What’s that flying around?

Two hundred volunteers to map the Campus’ biodiversity.
Participants during the Biodiversity Challenge today. Photo Guy Ackermans

You walk, cycle or drive past it every day. But what species actually grow, fly and crawl on the campus? Two hundred volunteers and a small army of experts are afoot today and tomorrow to record precisely that. The Diversity Challenge kicked off in Omnia this afternoon.

Thus, teacher Casper Quint’s idea has become a reality. Quist proposed the idea to professor Liesje Mommer, who leads the Wageningen Biodiversity Initiative. She got the executive board’s enthusiasm and approval, and, just like that, a new Wageningen challenge was born.

Lumen roof

Although the focus of the inventorying is tomorrow (Saturday), groups are already scouring the campus this afternoon, searching for insects, plants, birds, fungi, small mammals, and soil and water life. Doctoral candidate Eva Drukker leads a small group up the roof of Lumen.
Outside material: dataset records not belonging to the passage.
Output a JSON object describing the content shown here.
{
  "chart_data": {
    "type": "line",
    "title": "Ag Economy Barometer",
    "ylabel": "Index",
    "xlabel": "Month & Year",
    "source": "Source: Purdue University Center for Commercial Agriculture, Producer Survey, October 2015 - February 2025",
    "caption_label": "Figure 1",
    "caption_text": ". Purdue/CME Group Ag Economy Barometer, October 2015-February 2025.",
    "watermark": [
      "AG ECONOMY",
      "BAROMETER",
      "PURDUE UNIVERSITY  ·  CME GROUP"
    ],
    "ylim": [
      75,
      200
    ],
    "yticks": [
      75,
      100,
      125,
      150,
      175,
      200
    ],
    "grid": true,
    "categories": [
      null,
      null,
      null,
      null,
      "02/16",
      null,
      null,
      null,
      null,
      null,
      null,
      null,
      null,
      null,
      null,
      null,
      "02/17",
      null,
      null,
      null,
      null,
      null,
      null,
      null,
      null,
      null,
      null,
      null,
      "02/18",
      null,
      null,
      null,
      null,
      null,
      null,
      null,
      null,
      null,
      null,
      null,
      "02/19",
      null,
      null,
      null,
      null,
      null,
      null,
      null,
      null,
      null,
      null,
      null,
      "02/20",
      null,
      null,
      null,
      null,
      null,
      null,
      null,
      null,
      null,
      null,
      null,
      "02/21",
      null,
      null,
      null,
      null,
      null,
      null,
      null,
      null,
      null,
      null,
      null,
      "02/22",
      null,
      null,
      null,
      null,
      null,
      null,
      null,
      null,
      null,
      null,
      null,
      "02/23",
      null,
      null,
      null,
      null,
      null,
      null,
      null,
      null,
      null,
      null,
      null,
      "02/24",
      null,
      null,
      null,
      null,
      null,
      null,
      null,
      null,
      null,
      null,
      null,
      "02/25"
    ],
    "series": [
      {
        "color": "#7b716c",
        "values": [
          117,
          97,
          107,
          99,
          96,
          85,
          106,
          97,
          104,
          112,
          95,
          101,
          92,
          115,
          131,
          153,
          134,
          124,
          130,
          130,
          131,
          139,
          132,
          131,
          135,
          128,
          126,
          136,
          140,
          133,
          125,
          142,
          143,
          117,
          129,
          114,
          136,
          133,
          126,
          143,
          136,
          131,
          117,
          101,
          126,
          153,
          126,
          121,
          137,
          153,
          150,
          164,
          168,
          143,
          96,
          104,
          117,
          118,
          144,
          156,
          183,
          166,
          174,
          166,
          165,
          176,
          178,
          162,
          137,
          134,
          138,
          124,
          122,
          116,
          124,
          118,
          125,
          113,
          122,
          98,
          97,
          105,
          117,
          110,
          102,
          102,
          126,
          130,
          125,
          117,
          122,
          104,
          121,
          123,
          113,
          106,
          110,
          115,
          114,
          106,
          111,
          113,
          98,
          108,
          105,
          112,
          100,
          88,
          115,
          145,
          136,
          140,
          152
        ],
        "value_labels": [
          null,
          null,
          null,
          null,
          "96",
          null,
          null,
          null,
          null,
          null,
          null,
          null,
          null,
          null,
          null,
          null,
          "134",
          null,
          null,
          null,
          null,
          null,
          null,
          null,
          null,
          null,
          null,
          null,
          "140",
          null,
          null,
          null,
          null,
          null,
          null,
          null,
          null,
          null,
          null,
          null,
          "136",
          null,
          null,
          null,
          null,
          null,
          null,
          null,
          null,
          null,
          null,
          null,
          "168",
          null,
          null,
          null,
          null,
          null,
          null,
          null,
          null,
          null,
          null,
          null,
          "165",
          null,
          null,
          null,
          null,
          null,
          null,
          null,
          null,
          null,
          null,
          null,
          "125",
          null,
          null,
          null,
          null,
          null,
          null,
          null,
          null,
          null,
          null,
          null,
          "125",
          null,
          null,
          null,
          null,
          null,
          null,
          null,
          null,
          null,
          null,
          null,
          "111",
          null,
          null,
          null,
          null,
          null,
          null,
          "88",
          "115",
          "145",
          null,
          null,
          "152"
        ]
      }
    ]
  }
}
Lumen is one of the campus’ buildings with a green roof. NIOO, and, more recently Omnia, have also been fitted with such a roof. A veritable smorgasbord of biodiversity can be found on these roofs. Drukker is eager to explain the benefits of green roofs. In her research, she studies what insects inhabit such urban roofs and how they form a biotope.

Dandelion

But the insects on the Lumen roof disappoint. A single bee buzzes around, and a spider mite crawls over a sedum plant. At the edge of the flowerbed is a lonely dandelion. Exotic? ‘No, this is excellent’, says Dekker. ‘Don’t remove it. Many people tend to weed out exotics, but you really shouldn’t. They are good for the roof’s ecosystem.’

The Biodiversity Challenge’s goal is to identify 1000 species. That may seem like a lot, but it really is not. Alumnus Nika van de Meijracker inventoried the plant diversity on campus for her master’s thesis two years ago. She tells the audience at the opening of the challenge in Omnia that she found almost 300 unique types. The heat-map of her findings is particularly interesting.

Omnia

The map shows that the eastern part of the campus is the richest in plant breeds by far. And that is precisely the spot where WUR has built Omnia. In revealing this, she unintentionally strikes a nerve. Campus development and biodiversity seldomly go well together.